Increasingly, my father got tired part way into a walk and
needed something to bring him back home. Later he would go walking and then
forget how to get back, so he again needed to be rescued. That meant that he
often didn’t walk, which meant he didn’t get enough exercise, and that leads to
many other problems.
Let’s look at dinner traffic in Charlestown: in the busiest dinner hour we have perhaps 500 people wanting to go to dinner, and each one takes 5 minutes of Personal Mobility Vehicle time. So each one is only using a Personal Mobility Vehicle 1/12 of the time.
Using traffic calculations, with that large a group, we get
about 1 Personal Mobility Vehicle shared among 10 people, so the cost can be
shared among 10 people. Even a heavy user probably only uses 30 minutes each day, so that’s only 1/48 of the time.
When someone isn’t being moved by the Personal Mobility
Vehicle, it can be doing other tasks, like delivering mail and flowers, moving food
and supplies, and all the other things for a thriving community.

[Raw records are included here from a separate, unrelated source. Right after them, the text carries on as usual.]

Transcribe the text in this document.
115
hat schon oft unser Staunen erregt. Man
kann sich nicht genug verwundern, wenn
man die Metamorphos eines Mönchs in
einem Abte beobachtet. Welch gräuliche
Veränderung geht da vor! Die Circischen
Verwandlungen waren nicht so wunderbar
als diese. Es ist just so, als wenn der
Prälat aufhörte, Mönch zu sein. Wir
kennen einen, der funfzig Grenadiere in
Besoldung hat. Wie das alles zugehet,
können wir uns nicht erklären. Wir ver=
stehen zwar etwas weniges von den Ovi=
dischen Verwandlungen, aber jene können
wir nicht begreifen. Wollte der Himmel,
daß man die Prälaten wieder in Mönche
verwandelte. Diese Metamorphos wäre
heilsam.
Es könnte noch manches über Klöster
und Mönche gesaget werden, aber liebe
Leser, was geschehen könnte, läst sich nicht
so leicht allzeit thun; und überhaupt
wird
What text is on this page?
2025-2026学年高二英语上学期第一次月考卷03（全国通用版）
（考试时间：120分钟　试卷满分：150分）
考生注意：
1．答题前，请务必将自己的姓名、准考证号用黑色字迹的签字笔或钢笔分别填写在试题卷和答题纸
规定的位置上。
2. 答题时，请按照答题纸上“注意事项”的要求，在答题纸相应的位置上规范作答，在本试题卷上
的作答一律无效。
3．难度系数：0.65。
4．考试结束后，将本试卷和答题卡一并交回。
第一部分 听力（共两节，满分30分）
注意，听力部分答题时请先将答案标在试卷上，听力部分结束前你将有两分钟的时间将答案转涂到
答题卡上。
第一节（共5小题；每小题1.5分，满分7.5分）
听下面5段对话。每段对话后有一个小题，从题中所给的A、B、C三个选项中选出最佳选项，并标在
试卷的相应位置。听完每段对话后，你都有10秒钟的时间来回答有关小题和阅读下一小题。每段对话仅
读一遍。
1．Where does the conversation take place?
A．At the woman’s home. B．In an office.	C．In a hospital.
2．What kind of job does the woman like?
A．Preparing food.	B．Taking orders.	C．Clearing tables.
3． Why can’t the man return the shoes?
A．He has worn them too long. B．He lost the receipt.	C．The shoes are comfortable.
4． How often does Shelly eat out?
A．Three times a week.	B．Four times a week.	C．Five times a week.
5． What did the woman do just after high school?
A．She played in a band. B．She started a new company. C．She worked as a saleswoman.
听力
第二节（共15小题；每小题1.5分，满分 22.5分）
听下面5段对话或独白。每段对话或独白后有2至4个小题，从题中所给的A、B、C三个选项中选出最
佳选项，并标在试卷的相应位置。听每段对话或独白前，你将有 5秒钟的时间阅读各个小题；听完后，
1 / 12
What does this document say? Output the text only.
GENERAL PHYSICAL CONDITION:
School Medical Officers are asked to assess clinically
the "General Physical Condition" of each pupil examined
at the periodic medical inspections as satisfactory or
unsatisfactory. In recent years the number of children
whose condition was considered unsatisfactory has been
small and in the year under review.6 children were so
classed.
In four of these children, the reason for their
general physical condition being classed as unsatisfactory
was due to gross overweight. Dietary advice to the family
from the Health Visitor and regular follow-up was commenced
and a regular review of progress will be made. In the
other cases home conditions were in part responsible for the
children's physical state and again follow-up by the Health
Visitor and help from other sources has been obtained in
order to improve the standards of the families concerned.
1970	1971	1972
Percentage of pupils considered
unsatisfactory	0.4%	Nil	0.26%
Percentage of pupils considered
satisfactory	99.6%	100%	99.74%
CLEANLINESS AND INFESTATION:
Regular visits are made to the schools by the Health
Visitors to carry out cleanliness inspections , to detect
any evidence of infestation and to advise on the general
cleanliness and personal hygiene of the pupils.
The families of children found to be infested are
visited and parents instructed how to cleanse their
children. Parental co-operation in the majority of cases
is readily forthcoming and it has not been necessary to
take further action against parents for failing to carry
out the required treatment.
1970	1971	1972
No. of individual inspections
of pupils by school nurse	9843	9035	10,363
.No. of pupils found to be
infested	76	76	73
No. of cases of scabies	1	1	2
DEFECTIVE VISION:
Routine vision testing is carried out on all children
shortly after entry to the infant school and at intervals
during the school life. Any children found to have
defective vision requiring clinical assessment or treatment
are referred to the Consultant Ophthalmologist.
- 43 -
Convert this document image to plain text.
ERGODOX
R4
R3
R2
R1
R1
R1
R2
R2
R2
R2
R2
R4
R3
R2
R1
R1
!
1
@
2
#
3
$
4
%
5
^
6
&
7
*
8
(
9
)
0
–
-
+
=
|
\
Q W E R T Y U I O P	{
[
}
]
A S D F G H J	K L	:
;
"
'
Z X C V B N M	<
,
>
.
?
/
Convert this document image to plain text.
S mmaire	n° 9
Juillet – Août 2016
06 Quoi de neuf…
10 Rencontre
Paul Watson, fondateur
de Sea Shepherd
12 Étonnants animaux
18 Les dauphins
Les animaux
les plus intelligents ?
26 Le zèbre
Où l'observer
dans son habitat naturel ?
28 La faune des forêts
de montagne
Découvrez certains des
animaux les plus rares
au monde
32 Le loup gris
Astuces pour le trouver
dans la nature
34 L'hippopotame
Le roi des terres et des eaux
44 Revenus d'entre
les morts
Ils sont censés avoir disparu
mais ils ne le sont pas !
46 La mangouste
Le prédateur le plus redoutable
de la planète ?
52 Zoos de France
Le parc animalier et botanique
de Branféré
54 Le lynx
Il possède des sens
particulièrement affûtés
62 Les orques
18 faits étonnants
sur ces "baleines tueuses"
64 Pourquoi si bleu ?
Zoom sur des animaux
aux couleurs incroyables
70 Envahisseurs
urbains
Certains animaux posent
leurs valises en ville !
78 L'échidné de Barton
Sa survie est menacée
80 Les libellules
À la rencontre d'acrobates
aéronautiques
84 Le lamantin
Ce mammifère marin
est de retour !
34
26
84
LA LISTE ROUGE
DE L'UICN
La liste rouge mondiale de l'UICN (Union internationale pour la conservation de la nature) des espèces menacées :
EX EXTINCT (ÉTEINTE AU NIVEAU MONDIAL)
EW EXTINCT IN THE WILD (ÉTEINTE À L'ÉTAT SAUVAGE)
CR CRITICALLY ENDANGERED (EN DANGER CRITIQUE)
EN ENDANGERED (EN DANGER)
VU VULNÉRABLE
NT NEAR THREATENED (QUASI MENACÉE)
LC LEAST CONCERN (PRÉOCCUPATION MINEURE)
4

You say: “yes but a lot of these Personal Mobility Vehicles
would have to be produced to make them economical.” Take another look at Kiva Systems. Amazon
bought them on March 19, 2012, with vast warehouses, and big plans for
speeding up delivery.
If you have followed Amazon’s Same
Day Shipping initiative, you can see that I’m not the only one thinking
this way – Amazon just hasn’t announced they are applying it to people, yet :-). And Google has also joined this delivery
race, and of course Google is already in the Autonomous Vehicle
race.
We are on the cusp of technology-enabled Personal Mobility, with
even greater changes in transportation and communities. In the next posts I’ll
lay out more of my ideas for these advances.